Not so super: Government urged to pay superannuation on parental leave

Australian women are retiring with about $50,000 less in super savings than men and will continue to lose thousands of dollars until superannuation is paid on Commonwealth Paid Parental Leave, according to new modelling released on International Women’s Day.

Analysis by Industry Super Australia (ISA) shows the average super balance for a woman in her early 60s is just $159,600, compared to $210,800 for men.

Without intervention, the report says the gender super balance will persist for at least the next four decades. To improve equity in the system, it is calling on the Government to pay super on Commonwealth Paid Parental Leave, combat unpaid super by mandating that super is paid on payday, and increase the Low-Income Superannuation Tax Offset so that it aligns with tax brackets.

According to the report, in 2019-20, one in five women were affected by unpaid super, meaning they misses out on a total of $1.3 billion in employer super contributions. Over the last seven years, women missed out on $10.8 billion, while about a third of women in their 20s earning less than $50,000 have been short-changed.

One of the key drivers of the unpaid super problem, Commonwealth Paid Parental Leave, introduced in 2011, remains the only form of leave upon which superannuation is not required to be paid, affecting about 170,000 women each year. The union movement, including the Australian Nursing and Midwifery Federation (ANMF), continues to campaign for super to be paid on parental leave.

“It is time the government bridged the gender super gap,” Industry Super Australia Advocacy Director Georgia Brumby says.

“It’s not acceptable that women are continuing to retire with balances persistently lower than what they need for an adequate retirement. The first step in making super fairer is to pay super on parental leave. It is a glaring inequity that leads to millions of mums being worse off retirement.”

Similar analysis by super fund HESTA reveals Australian mums have missed out on more than $2.8 billion in super savings at retirement from taking time out of the workforce to have children.
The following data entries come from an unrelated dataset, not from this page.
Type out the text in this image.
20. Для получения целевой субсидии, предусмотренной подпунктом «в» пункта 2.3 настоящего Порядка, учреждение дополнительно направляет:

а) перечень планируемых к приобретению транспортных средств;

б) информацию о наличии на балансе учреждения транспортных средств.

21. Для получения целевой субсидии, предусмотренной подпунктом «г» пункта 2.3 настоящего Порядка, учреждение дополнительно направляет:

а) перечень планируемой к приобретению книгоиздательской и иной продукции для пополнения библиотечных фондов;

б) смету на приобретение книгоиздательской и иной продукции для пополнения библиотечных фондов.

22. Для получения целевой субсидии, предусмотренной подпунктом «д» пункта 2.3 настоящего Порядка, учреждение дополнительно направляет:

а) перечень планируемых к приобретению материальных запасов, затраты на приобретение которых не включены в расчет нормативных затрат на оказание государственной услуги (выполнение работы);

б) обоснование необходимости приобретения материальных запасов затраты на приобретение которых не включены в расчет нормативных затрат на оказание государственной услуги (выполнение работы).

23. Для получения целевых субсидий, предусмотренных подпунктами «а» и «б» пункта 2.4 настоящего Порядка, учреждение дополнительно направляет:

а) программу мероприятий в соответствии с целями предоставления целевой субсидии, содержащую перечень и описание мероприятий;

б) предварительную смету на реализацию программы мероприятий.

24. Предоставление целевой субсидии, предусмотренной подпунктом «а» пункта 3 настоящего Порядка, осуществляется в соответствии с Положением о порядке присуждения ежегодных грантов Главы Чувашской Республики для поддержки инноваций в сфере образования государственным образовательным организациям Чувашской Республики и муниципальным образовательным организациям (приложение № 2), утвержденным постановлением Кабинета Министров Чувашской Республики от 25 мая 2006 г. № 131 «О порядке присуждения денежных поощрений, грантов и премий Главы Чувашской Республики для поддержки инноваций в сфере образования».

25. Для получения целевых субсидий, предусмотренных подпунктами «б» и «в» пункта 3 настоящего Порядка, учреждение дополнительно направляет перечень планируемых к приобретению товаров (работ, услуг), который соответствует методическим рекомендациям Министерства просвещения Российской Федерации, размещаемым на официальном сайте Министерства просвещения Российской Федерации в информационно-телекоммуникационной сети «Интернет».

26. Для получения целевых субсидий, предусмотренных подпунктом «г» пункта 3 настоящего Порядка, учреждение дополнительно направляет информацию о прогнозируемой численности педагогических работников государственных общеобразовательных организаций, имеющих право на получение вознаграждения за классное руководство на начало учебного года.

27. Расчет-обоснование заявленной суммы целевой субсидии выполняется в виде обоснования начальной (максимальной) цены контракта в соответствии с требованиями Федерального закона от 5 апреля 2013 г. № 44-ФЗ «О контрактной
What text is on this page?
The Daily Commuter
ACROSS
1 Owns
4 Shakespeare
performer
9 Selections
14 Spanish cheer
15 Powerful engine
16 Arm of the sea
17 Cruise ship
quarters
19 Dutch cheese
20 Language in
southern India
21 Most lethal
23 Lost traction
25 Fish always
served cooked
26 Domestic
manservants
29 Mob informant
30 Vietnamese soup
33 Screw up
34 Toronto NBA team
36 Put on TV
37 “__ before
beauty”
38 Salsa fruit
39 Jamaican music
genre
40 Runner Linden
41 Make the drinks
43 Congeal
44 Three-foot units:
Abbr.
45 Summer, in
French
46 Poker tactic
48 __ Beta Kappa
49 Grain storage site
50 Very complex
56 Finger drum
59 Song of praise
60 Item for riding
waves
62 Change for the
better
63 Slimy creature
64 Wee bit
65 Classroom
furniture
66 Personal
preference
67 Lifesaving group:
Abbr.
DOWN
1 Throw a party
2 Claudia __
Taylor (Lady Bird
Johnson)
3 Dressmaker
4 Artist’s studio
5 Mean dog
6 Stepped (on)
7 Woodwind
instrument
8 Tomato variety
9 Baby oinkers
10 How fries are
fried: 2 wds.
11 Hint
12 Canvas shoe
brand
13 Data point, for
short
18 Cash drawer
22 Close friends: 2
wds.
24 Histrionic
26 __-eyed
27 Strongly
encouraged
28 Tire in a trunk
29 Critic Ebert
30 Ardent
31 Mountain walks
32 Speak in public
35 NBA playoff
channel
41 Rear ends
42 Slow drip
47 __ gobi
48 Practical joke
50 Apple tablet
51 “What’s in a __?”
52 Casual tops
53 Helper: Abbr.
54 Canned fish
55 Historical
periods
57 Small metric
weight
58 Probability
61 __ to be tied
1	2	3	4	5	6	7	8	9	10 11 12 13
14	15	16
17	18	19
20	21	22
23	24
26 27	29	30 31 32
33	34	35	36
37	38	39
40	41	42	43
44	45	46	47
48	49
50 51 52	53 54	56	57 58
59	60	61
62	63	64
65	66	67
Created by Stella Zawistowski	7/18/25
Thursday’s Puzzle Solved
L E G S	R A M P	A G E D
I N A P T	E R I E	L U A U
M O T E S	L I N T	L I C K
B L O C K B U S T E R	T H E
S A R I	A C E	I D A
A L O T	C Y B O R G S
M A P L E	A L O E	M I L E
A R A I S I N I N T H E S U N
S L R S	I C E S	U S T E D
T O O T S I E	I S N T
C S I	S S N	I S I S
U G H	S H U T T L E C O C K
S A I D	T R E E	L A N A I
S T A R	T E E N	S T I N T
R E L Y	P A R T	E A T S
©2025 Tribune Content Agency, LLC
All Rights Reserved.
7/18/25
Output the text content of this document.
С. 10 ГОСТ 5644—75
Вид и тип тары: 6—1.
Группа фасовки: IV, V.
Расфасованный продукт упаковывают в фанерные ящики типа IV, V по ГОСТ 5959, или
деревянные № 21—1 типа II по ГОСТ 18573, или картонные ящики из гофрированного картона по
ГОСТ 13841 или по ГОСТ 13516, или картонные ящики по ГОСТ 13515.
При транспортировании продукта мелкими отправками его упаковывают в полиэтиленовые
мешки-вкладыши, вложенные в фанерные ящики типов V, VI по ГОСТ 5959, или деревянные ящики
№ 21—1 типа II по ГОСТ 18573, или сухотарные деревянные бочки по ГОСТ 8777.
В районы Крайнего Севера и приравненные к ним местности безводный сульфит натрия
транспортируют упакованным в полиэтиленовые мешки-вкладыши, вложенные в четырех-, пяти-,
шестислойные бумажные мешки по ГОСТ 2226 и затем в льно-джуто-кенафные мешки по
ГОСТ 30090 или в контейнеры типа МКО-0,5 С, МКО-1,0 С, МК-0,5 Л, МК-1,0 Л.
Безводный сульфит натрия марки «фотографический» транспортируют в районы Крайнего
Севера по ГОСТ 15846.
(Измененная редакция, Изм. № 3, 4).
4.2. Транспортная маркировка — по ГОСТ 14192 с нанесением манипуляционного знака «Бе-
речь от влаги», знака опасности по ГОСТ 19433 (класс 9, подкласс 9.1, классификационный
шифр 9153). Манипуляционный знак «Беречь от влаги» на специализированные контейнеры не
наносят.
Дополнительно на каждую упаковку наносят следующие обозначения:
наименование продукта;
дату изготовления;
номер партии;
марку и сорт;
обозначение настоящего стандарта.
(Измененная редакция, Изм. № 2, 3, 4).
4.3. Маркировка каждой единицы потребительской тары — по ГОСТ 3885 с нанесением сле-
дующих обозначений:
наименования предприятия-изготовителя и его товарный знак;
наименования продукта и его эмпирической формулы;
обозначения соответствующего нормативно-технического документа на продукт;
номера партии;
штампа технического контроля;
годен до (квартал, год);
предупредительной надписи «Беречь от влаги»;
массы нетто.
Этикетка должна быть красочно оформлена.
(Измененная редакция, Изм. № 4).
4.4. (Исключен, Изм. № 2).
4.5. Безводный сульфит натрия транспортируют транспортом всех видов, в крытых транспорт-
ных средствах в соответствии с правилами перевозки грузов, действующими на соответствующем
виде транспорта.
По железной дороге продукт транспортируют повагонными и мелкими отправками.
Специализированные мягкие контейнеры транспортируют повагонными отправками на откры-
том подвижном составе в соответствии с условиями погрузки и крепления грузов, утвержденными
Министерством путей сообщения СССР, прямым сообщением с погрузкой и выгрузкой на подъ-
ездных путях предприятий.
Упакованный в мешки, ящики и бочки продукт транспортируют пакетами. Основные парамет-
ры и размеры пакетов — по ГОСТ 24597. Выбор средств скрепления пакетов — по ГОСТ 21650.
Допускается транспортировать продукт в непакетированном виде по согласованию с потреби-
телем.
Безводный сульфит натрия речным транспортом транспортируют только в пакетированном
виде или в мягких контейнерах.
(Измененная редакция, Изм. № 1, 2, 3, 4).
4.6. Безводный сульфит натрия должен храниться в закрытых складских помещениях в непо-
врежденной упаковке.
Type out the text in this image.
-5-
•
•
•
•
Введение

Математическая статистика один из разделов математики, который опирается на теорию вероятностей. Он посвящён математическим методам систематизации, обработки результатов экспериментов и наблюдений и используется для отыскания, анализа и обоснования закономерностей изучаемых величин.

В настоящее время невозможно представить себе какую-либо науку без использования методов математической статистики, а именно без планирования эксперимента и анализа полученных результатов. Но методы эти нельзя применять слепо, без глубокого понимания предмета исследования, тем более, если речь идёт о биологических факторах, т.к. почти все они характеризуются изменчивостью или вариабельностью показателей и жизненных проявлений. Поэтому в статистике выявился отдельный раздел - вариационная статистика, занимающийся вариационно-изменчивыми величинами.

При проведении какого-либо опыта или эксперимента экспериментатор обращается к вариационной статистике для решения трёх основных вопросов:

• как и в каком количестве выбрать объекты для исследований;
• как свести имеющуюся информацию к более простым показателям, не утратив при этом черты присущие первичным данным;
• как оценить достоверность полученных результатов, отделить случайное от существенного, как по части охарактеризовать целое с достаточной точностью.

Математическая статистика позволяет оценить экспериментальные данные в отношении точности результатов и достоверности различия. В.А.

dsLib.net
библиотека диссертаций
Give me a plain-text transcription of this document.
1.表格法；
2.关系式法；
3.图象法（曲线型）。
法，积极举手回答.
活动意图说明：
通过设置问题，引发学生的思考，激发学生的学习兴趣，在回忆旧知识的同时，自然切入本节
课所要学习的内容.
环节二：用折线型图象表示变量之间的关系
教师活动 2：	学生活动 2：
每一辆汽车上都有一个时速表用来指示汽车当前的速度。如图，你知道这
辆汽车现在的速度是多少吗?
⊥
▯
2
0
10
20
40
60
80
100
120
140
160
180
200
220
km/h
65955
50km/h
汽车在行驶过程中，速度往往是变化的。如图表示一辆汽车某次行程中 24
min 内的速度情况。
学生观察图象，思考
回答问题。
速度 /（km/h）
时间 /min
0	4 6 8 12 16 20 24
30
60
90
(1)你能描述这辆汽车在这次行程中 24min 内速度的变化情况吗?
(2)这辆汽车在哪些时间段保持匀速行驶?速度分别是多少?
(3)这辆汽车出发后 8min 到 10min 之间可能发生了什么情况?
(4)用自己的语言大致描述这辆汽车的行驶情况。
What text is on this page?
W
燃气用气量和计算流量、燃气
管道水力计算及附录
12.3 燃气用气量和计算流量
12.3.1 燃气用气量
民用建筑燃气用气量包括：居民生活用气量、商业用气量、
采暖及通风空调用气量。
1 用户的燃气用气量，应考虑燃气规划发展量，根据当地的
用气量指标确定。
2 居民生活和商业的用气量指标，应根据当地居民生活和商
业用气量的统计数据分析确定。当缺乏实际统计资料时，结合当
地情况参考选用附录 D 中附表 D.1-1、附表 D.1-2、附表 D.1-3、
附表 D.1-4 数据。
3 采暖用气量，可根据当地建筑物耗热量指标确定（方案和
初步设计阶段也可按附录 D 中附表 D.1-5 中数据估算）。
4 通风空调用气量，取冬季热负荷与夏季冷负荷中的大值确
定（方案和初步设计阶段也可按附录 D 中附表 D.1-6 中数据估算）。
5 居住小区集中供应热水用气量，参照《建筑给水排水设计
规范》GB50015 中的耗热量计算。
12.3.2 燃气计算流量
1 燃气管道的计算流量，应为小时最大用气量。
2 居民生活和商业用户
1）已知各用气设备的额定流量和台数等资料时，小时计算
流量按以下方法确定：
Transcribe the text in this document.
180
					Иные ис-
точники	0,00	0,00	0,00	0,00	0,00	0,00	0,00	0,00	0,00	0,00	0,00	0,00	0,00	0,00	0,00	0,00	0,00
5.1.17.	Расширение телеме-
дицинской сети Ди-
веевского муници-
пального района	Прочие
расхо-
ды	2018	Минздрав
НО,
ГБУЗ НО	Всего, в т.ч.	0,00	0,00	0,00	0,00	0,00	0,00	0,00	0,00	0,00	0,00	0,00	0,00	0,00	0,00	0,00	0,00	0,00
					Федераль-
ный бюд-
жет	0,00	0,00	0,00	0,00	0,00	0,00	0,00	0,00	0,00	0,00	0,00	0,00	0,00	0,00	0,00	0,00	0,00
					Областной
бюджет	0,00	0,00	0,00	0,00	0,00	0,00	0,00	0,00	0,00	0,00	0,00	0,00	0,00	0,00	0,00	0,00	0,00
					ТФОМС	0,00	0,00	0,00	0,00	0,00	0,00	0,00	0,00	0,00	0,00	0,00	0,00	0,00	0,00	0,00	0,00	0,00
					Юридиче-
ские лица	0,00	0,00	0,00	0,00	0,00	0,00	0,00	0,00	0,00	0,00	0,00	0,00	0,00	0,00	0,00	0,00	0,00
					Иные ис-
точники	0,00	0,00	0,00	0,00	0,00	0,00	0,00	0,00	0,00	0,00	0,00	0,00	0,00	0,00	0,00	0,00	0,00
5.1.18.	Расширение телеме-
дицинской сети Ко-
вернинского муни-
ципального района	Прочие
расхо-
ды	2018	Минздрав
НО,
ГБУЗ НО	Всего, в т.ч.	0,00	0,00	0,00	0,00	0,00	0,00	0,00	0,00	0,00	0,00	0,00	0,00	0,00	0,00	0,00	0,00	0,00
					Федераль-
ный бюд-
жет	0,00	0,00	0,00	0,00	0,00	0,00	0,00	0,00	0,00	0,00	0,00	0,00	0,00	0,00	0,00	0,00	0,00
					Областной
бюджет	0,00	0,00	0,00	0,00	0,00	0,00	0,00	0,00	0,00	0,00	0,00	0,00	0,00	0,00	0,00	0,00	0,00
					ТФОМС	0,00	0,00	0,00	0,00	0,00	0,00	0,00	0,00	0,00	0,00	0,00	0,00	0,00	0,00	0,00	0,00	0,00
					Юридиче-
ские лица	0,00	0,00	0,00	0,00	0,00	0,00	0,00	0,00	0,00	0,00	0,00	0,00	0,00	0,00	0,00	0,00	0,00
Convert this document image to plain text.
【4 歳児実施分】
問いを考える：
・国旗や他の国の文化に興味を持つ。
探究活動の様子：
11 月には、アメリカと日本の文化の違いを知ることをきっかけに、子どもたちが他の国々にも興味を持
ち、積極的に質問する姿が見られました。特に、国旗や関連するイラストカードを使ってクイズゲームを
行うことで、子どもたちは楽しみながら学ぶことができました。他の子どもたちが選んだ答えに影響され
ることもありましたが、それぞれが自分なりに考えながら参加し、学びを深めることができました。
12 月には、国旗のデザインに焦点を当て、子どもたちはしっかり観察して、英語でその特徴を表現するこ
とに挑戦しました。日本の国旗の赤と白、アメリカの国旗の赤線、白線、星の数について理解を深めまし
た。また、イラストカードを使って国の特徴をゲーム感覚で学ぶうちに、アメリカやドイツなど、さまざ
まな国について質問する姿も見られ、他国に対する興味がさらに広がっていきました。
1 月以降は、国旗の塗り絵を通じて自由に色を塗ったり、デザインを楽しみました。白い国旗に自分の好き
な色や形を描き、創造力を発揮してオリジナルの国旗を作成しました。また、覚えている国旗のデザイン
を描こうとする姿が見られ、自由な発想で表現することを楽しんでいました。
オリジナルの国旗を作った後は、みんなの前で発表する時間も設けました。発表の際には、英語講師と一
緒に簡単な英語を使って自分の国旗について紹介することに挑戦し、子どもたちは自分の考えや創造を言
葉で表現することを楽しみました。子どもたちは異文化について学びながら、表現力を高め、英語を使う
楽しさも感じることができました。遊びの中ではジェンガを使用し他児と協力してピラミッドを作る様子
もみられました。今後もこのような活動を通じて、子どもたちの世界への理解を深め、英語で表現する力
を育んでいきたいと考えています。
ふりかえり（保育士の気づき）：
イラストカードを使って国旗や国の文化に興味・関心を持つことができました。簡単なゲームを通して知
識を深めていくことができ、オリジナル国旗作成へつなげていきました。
Its modelling shows delaying paying super on paid parental leave for one year until 1 July 2024 would reduce the retirement savings of a typical member who has a child in the financial year 2024 by more than $6,000. A further delay until 1 July 2025 would cost a member with two young children more than $12,700 in retirement savings.

“Failing to pay super on parental leave pay has seen working mums unfairly miss out on billions of dollars in super, and this research shows they’ll keep losing thousands of dollars in retirement savings each year this important equity reform is delayed,” HESTA CEO Debby Blakey says.

“Our super system is one of the world’s best but clear, persisting gaps remain where millions of Australians, mainly women, are still falling through the cracks and not getting the full benefits of super. For women this means they are still retiring with around a third less super than men are.

“Extending the Super Guarantee to workers taking paid leave to care for children is an important policy that will help create a fairer retirement system for all Australians and is a key step towards addressing the gender super gap.”